Um lugar encerrado por tempo demais, isolado do resto do mundo e que assim deveria permanecer para sempre. Memórias inteiras de histórias que não imaginava poder saber vinham às vezes todas de um golpe só. Outra delas fora a do terrível medo que se espalhou à época de tal descoberta, o temor que uma maldição caíra sobre os violadores do túmulo daquele governante... Inca? Sumério? Egípcio! Isso mesmo! O Rei Menino era quase como um deus para os egípcios – ainda que o significado de 'egípcio' talvez somente lhe ocorresse mais tarde.

Ainda perturbado, o malamute tentou apanhar o braço monstruoso da mão de Eriksson quando este se distraiu e o abaixou por um momento. O homem o afastou e tornou a erguê-lo bem alto. Poderia ainda precisar da coisa.

Hesitou ao pôr os pés naquela nova sala. E se danações semelhantes as que os exploradores enfrentaram o aguardassem?

Lars, que nada entendia a respeito de múmias ou maldições, tomou a frente e foi explorar a nova câmara. Algo atraíra seu faro, fazendo-o esquecer-se até mesmo do odioso objeto que o outro tentava manter longe de seus dentes. Eriksson ainda não se considerava pronto, mas seguiu-o assim que viu o cão desaparecer nas sombras.

Via muito pouco na penumbra que pairava na sala: somente os pés de alguém morto. Soube não só pela palidez revelada através do luar mais intenso que banhava o aposento vizinho, mas também porque seres mantidos fora do líquido nos tubos como o que ele despertara não permaneciam vivos por muito tempo; a carcaça de cachorro e o pobre esqueleto atrás dele atestariam isso, sem dúvida.

E quanto ao outros homens? Era um ótimo apontamento. Seus corpos estavam consideravelmente conservados, não é?

— Acontece, gênio, que eles devem ter morrido pouco antes de você despertar ou reviver... Não acha? Talvez tenham sofrido algum ataque fulminante.

Eriksson agradeceu por não poder enxergar com clareza assim que o corpo que tinha visto sobre a mesa metálica (tão alvo quanto ele próprio) começou a se decompor com uma rapidez apavorante. O cadáver, Eriksson pensaria depois, desmanchava-se como uma camisa de lampião. Fazia sentido: elas também se tornavam pó ao serem tocadas por mãos, ainda que pudessem manter-se intactas por anos a fio quando em repouso absoluto, protegidas por um vidro.

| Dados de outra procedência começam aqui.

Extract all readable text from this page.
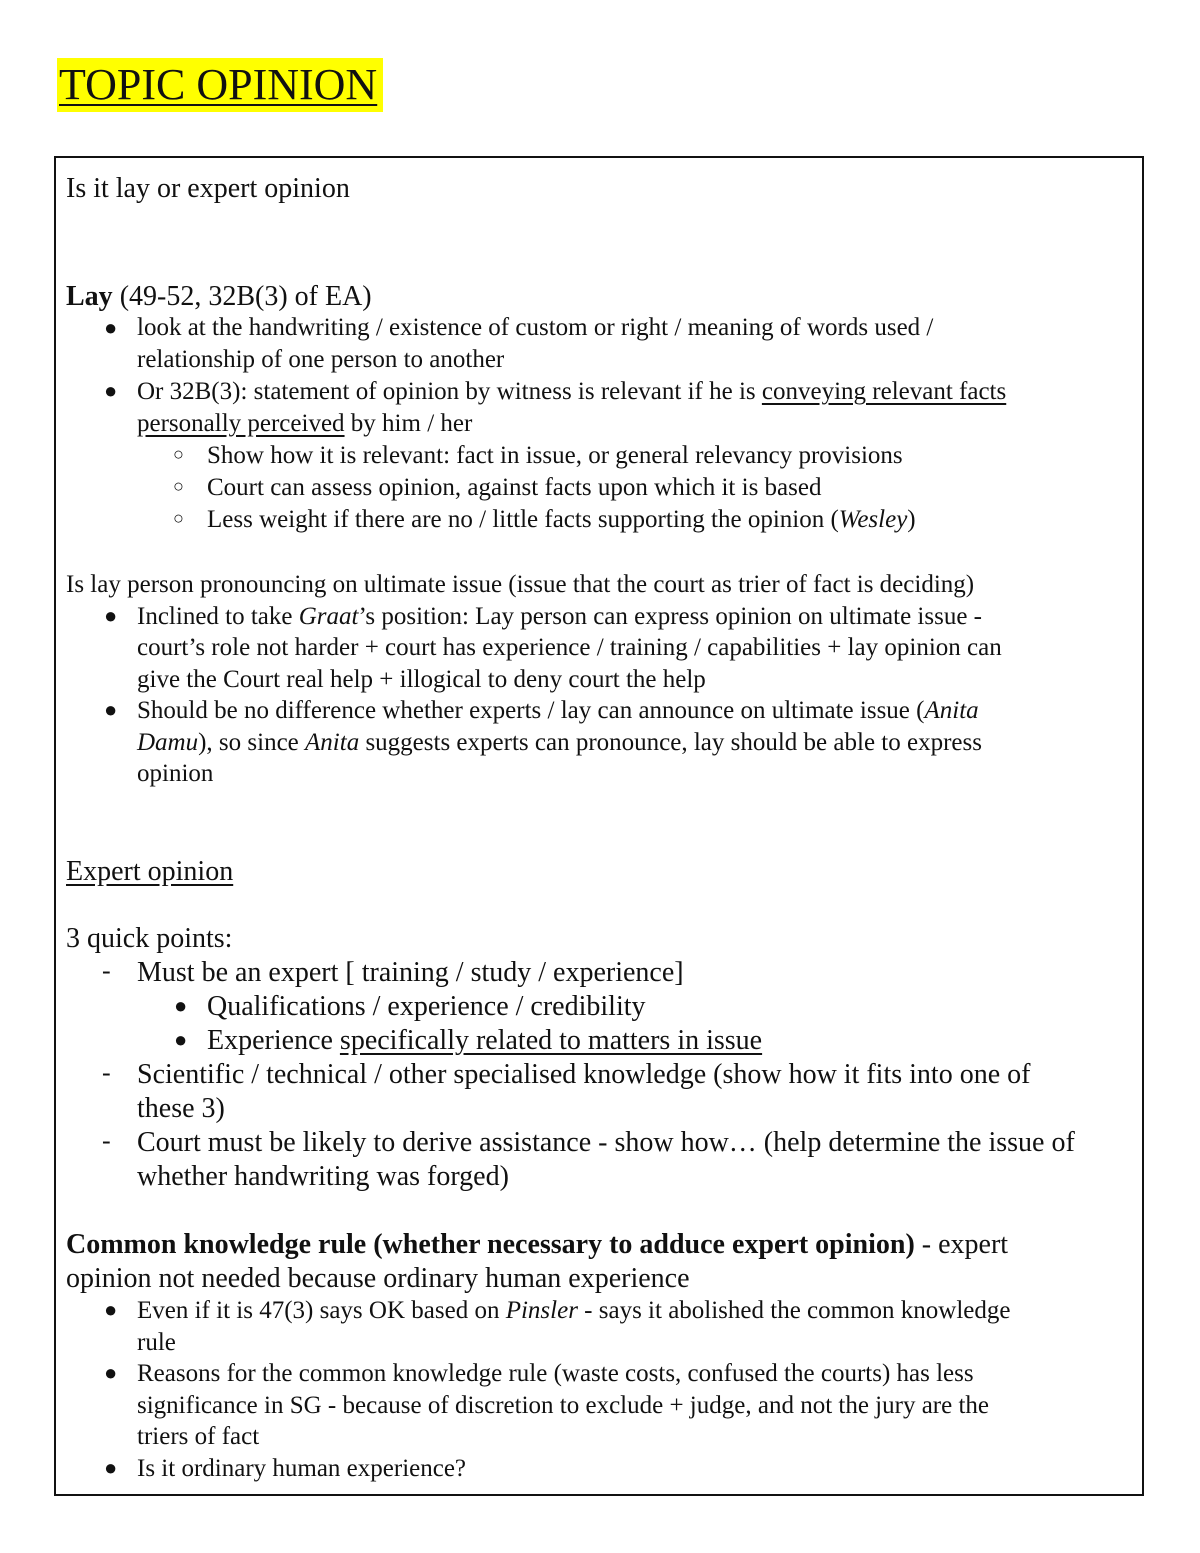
TOPIC OPINION
Is it lay or expert opinion
Lay (49-52, 32B(3) of EA)
● look at the handwriting / existence of custom or right / meaning of words used /
relationship of one person to another
● Or 32B(3): statement of opinion by witness is relevant if he is conveying relevant facts
personally perceived by him / her
○ Show how it is relevant: fact in issue, or general relevancy provisions
○ Court can assess opinion, against facts upon which it is based
○ Less weight if there are no / little facts supporting the opinion (Wesley)
Is lay person pronouncing on ultimate issue (issue that the court as trier of fact is deciding)
● Inclined to take Graat’s position: Lay person can express opinion on ultimate issue -
court’s role not harder + court has experience / training / capabilities + lay opinion can
give the Court real help + illogical to deny court the help
● Should be no difference whether experts / lay can announce on ultimate issue (Anita
Damu), so since Anita suggests experts can pronounce, lay should be able to express
opinion
Expert opinion
3 quick points:
- Must be an expert [ training / study / experience]
● Qualifications / experience / credibility
● Experience specifically related to matters in issue
- Scientific / technical / other specialised knowledge (show how it fits into one of
these 3)
- Court must be likely to derive assistance - show how… (help determine the issue of
whether handwriting was forged)
Common knowledge rule (whether necessary to adduce expert opinion) - expert
opinion not needed because ordinary human experience
● Even if it is 47(3) says OK based on Pinsler - says it abolished the common knowledge
rule
● Reasons for the common knowledge rule (waste costs, confused the courts) has less
significance in SG - because of discretion to exclude + judge, and not the jury are the
triers of fact
● Is it ordinary human experience?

A sala estivera lacrada sabe-se lá quanto tempo, e o que nela descansava teria se mantido intacto até o final dos tempos se não fosse por sua intromissão. Lake volta-e-meia falava a respeito da preservação de espécimes em diversas condições, mas ele também estudara por conta sobre o assunto. Todos de sua equipe precisavam saber um pouco de tudo, era uma exigência de Dyer.

Dyer?

— William.

O nome foi tudo o que pôde raciocinar antes de ter a mente empurrada para as fossas infernais. Somente lá, se tal região esquecida de fato existisse fora dos ardentes ensinamentos de sua devota mãe (Deus do Céu... Mamãe; eu tenho uma mãe.), poderia feder tanto a ponto de causar-lhe tamanha náusea e uma crise de tosse.

Gases saíam por todos os orifícios do corpo na mesa, arrotos, flatulências, uma sinfonia fúnebre.

Lars já ladrava furiosamente de novo. E desta vez, conseguira algo que pudesse despedaçar. Eriksson não sabia o que era, apenas que não oferecia resistência. Claro, como qualquer coisa viva e consciente poderia existir naquele lugar?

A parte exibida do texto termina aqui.